When executing entity searches, set the minimum_should_match option to 66%, i.e. results have to match at least two thirds of subqueries to be returned. This can be counterintuitive when using explicit operators. For example, “Biden OR Trudeau OR Macron OR Scholz” will match only entities that contain at least two of the four terms, even though the query has explicitly specified an OR operator.

Related GitHub issue

Prefix searches

The Aleph API supports a prefix parameter to execute searches using the match_phrase_prefix query type in ElasticSearch. The API feature is primarily used to show autocomplete suggestions in the UI for entities like companies or people.

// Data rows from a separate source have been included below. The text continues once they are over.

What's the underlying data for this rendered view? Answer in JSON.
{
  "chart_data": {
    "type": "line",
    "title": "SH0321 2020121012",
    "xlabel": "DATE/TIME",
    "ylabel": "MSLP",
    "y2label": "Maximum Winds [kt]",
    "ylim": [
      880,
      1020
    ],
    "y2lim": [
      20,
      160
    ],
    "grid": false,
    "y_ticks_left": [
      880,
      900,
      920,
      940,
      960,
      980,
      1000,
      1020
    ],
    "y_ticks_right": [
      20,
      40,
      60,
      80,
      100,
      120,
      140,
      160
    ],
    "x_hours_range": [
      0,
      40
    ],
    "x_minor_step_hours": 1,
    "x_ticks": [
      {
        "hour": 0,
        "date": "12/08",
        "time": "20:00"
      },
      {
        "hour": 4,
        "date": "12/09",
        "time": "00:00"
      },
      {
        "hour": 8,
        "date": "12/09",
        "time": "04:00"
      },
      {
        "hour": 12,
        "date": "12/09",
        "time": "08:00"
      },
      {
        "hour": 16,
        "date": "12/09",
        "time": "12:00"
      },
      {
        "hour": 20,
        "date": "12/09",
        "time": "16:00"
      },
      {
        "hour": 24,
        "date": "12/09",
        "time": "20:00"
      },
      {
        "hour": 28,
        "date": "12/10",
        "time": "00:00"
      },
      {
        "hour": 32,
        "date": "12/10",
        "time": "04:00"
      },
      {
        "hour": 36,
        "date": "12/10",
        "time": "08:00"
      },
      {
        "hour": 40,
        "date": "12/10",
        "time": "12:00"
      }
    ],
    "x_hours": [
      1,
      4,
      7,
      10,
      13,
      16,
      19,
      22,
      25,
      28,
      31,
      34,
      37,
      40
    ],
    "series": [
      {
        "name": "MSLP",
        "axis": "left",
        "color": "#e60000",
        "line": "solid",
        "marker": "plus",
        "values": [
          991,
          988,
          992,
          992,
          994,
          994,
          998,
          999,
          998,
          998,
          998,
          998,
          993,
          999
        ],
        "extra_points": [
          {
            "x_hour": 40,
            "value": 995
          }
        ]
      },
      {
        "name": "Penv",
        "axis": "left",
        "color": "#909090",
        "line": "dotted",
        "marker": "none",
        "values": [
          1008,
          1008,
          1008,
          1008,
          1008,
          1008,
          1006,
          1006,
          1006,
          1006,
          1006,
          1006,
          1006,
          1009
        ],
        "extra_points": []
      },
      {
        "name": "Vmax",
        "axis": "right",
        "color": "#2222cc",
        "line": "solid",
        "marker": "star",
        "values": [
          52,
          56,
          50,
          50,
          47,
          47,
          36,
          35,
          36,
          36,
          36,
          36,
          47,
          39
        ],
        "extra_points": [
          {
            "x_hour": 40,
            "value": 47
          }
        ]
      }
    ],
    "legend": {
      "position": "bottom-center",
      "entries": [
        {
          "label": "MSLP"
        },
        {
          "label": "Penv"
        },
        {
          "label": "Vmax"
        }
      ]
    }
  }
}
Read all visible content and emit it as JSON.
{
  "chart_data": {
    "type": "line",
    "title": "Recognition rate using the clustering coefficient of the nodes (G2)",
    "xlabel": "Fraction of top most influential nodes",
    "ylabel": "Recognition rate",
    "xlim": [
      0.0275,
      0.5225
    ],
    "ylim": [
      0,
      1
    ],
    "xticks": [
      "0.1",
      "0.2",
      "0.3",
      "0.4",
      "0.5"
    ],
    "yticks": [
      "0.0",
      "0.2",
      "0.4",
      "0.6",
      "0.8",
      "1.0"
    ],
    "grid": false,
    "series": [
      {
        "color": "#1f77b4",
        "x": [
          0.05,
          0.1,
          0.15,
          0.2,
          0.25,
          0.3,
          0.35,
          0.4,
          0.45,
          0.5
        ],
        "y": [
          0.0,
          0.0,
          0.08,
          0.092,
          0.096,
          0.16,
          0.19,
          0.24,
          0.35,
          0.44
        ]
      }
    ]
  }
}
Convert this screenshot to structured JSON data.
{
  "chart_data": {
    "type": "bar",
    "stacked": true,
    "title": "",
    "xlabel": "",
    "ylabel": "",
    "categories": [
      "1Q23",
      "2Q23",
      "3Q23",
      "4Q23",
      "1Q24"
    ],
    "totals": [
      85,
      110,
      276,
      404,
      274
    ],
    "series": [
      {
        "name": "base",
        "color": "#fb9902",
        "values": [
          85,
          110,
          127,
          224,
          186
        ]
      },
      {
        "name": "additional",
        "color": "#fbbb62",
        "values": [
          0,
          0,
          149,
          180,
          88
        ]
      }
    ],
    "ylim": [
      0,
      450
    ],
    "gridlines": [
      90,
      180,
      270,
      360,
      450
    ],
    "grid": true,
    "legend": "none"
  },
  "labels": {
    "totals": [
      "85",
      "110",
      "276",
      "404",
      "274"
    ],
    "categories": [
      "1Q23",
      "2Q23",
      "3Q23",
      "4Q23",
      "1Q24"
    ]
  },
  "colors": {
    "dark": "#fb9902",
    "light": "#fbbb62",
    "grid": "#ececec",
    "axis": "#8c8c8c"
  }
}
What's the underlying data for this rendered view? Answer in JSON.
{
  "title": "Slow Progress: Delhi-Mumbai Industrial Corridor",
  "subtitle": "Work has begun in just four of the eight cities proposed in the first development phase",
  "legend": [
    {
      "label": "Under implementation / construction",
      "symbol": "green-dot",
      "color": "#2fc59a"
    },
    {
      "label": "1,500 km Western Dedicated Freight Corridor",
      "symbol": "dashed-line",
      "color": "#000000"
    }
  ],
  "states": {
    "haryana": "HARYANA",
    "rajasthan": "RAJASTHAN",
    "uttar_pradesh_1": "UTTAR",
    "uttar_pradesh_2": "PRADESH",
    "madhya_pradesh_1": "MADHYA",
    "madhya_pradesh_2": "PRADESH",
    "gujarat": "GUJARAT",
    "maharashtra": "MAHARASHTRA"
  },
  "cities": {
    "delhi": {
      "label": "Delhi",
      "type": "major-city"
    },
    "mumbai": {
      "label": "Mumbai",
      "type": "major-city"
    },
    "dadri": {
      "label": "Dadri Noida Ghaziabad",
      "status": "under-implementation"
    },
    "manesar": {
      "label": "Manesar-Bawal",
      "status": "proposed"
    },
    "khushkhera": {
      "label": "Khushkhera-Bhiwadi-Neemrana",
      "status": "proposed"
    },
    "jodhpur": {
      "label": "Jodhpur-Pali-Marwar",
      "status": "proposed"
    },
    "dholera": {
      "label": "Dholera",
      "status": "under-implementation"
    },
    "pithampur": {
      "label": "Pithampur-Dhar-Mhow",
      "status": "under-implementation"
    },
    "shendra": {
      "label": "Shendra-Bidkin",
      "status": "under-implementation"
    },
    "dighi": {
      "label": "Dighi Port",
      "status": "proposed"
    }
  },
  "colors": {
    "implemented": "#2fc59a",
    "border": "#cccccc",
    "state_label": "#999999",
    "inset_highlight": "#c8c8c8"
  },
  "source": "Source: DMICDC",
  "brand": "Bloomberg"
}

This query type has some limitations which become apparent only for big indexes. The query type uses the n most frequent terms starting with the prefix (with n defaulting to 50), i.e. executing a query search for the prefix “put” will expand the search with the 50 terms that occur most frequently in the entire index (for example “Putin”).

When executing a prefix search within a collection, there can be situations where no results are returned even though there actually are entities that begin with the prefix (but are not in the top 50 most frequent terms).

Related GitHub issue

Regex searches

While ElasticSearch (and thus also Aleph) supports regular expressions in search queries, they are limited to individual terms. That means that regular expressions cannot match multiple terms (i.e. you can’t use the regex /lorem ipsum/ to match full-text contents of a document) and a regex always has to match the full term (i.e. /put/ will match “put” but not “putin”).

Additionally, using regular expressions that contain interpunctuation or whitespace to match full-text contents will most likely fail, as interpunctuation is used by the standard tokenizer as an indicator for term boundaries. For example “20.02.2022” would be split into the terms “20”, “02”, and “2022”. As regular expressions can only match individual terms, a search using the regex /\d{2}\.\d{2}\.\d{4}/ wouldn’t match the document.